Hi, I have two files (A and B): one is a list of circuit pathways with circuit_id, hgnc and entrez_id; the other one is an expression matrix with samples (50 normal samples and 50 tumor samples) in columns and significative pathways in rows (1094). I converted them into two dataframes, the first one contains 42300 entries. With this information and knowing the circuits that present a significant differential activation between tumors and normal, I can recover the variants of the genes of each circuit in each sample (they said me) but how? I tried to do this with merge function but I obtained a dataframe of about 23gb. Can someone help me? Thanks
df<-merge(A,B, all=F).
A
circuit_id hgnc entrez_id
hsa04014__42 MAPK1 5594
hsa04014__42 MAPK1 5595
hsa04014__42 MAP2K1 5604
hsa04014__42 MAP2K1 5605
hsa04014__42 RAF1 5894
hsa04014__42 SOS1 6654
hsa04014__42 SOS1 6655
hsa04014__42 CSF1 1435
B
TCGA.E9.A1RB.01A.11R.A157.07 TCGA.E9.A1RB.11A.33R.A157.07 TCGA.E9.A1RD.01A.11R.A157.07 TCGA.E9.A1RD.11A.33R.A157.07 TCGA.E9.A1RF.01A.11R.A157.07 TCGA.E9.A1RF.11A.32R.A157.07 TCGA.E9.A1RH.01A.21R.A169.07 TCGA.E9.A1RH.11A.34R.A169.07 TCGA.E9.A1RI.01A.11R.A169.07 TCGA.E9.A1RI.11A.41R.A169.07
hsa04014__42 0.00839838888865256 0.00970133390996418 0.00737341972835342 0.00863589753817323 0.00817853278260332 0.00781469312097898 0.00814992424121156 0.0087469911010703 0.00964292262765758 0.00835381834272886 0.00893480121733551 0.00813965643801891 0.00821478135537079 0.00830167851561369 0.00636562199937457 0.00713808179967132 0.00941398752408285 0.00778778637233438 0.00711370333108985 0.00767988322689047 0.00841340012022184 0.00924541657793039 0.00771191115534063 0.00772125565766991 0.00938142603686072 0.00862550371463733 0.00904613815697069 0.00768062097231074 0.00848175263005076 0.00784553899099086 0.00773842850170287 0.00797415330573294 0.0078464068475903 0.00798592466619992 0.00836218304696701 0.00897998623363194 0.00718691055590463 0.00829712021511866 0.00874333790867059 0.00778948187438473 0.00751720959312361 0.00836368386581015 0.00708868309001744 0.00803571891697858 0.00659444164527804 0.00865615404281961 0.00844627197807296 0.00792277466852089
Can you elaborate on what exactly you want to do, like, outside of pathways. You want to merge A and B by which key value (presumably hsa ID?)?.

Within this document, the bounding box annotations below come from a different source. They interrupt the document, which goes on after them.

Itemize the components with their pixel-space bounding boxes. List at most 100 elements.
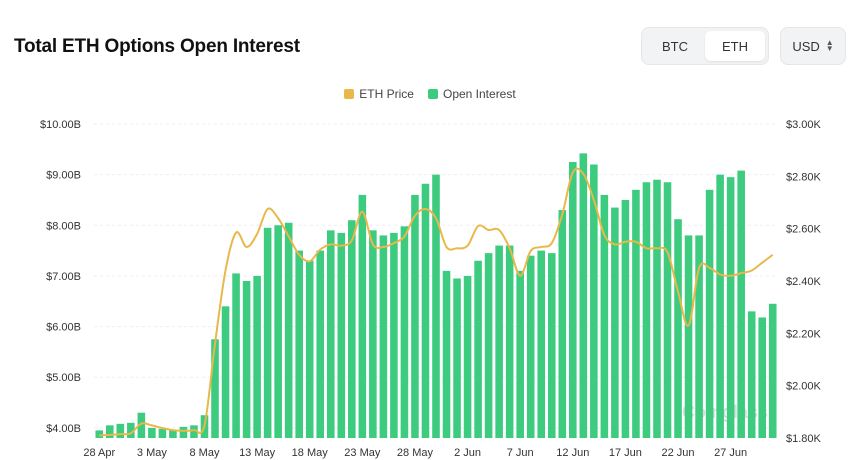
oi-bar — [484, 253, 493, 438]
eth-price-line — [99, 167, 774, 437]
oi-bar — [379, 235, 388, 438]
oi-bar — [263, 227, 272, 438]
x-tick-label: 8 May — [190, 447, 220, 459]
oi-bar — [390, 232, 398, 438]
oi-bar — [432, 174, 440, 439]
legend-swatch-price — [344, 89, 355, 99]
oi-bar — [284, 222, 293, 438]
oi-bar — [442, 270, 451, 438]
oi-bar — [116, 423, 125, 438]
y-right-tick-label: $2.80K — [786, 171, 822, 183]
oi-bar — [505, 245, 514, 438]
btc-tab[interactable]: BTC — [662, 38, 688, 54]
eth-tab[interactable]: ETH — [705, 31, 765, 61]
oi-bar — [526, 255, 535, 438]
y-left-tick-label: $9.00B — [46, 170, 81, 182]
x-tick-label: 12 Jun — [556, 447, 589, 459]
oi-bar — [337, 232, 346, 438]
oi-bar — [179, 426, 188, 438]
legend-swatch-oi — [427, 89, 438, 99]
oi-bar — [495, 245, 503, 438]
oi-bar — [358, 194, 367, 438]
x-tick-label: 28 Apr — [83, 447, 115, 459]
oi-bar — [232, 273, 240, 438]
oi-bar — [663, 182, 672, 438]
oi-bar — [253, 275, 261, 438]
page-title: Total ETH Options Open Interest — [14, 36, 300, 57]
oi-bar — [547, 253, 556, 438]
oi-bar — [642, 182, 651, 438]
legend-label-price: ETH Price — [359, 87, 414, 101]
oi-bar — [474, 260, 482, 438]
oi-bar — [295, 250, 303, 438]
y-right-tick-label: $2.40K — [786, 276, 822, 288]
oi-bar — [653, 179, 661, 439]
legend-label-oi: Open Interest — [442, 87, 516, 101]
oi-bar — [148, 427, 156, 438]
y-left-tick-label: $5.00B — [46, 372, 81, 384]
oi-bar — [579, 153, 588, 438]
x-tick-label: 3 May — [137, 447, 167, 459]
oi-bar — [747, 311, 756, 438]
oi-bar — [716, 174, 724, 439]
x-tick-label: 13 May — [239, 447, 276, 459]
x-tick-label: 27 Jun — [714, 447, 747, 459]
oi-bar — [127, 422, 135, 438]
oi-bar — [632, 189, 640, 438]
y-right-tick-label: $2.00K — [786, 381, 822, 393]
oi-bar — [242, 281, 251, 438]
oi-bar — [558, 210, 567, 438]
watermark-text: Coinglass — [682, 402, 768, 422]
oi-bar — [211, 339, 219, 438]
oi-bar — [684, 235, 693, 438]
oi-bar — [169, 429, 177, 438]
oi-bar — [95, 430, 104, 438]
x-tick-label: 18 May — [292, 447, 329, 459]
asset-toggle: BTC ETH — [641, 27, 769, 65]
y-right-tick-label: $1.80K — [786, 433, 822, 445]
oi-bar — [537, 250, 546, 438]
y-right-tick-label: $2.20K — [786, 328, 822, 340]
oi-bar — [611, 207, 619, 438]
y-left-tick-label: $10.00B — [40, 119, 81, 131]
x-tick-label: 7 Jun — [507, 447, 534, 459]
oi-bar — [737, 170, 745, 438]
oi-bar — [348, 220, 356, 438]
oi-bar — [221, 306, 230, 438]
oi-bar — [453, 278, 461, 438]
oi-bar — [516, 270, 524, 438]
oi-bar — [590, 164, 598, 439]
x-tick-label: 23 May — [344, 447, 381, 459]
oi-bar — [305, 260, 314, 438]
currency-select[interactable]: USD ▲ ▼ — [780, 27, 846, 65]
oi-bar — [726, 177, 735, 438]
oi-bar — [674, 219, 682, 438]
currency-value: USD — [792, 38, 820, 54]
y-left-tick-label: $6.00B — [46, 322, 81, 334]
oi-bar — [158, 428, 167, 438]
oi-bar — [274, 225, 282, 438]
legend-item-open-interest[interactable]: Open Interest — [427, 87, 516, 101]
y-left-tick-label: $7.00B — [46, 271, 81, 283]
x-tick-label: 2 Jun — [454, 447, 481, 459]
oi-bar — [326, 230, 335, 438]
y-left-tick-label: $4.00B — [46, 423, 81, 435]
oi-bar — [369, 230, 377, 438]
oi-bar — [316, 250, 325, 438]
x-tick-label: 17 Jun — [609, 447, 642, 459]
oi-bar — [400, 226, 409, 438]
oi-bar — [421, 183, 430, 438]
oi-bar — [705, 189, 714, 438]
oi-bar — [137, 412, 146, 438]
x-tick-label: 22 Jun — [662, 447, 695, 459]
oi-bar — [768, 303, 777, 438]
oi-bar — [411, 194, 419, 438]
x-tick-label: 28 May — [397, 447, 434, 459]
oi-bar — [695, 235, 703, 438]
oi-bar — [463, 275, 472, 438]
oi-bar — [600, 194, 609, 438]
legend-item-eth-price[interactable]: ETH Price — [344, 87, 414, 101]
oi-bar — [569, 161, 577, 438]
chart-legend: ETH Price Open Interest — [0, 87, 860, 101]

Also, if you paste code or command output into your question/comment, then highlight the code/output and click on the '
101 010
' button.People will be much more likely to help you if you make your question presentable.
Kevin
I see an issue with your data esp after comparing B with A. In B, you have expression values (as I assume) and in A you have corresponding genes. So far I have come across expression for a single entity till gene. But in your case, it is pathway (hsa04014 of hsa04014_42). So back translating (based on OP), MAPK1 , MAP2K1 , RAF1, SOS1 and CSF1 have same expression values (0.00839838888865256 .. 0.00970133390996418 etc). Probably because of this multimapping, your final data ended in such big data frame. Please go back and look at your original data.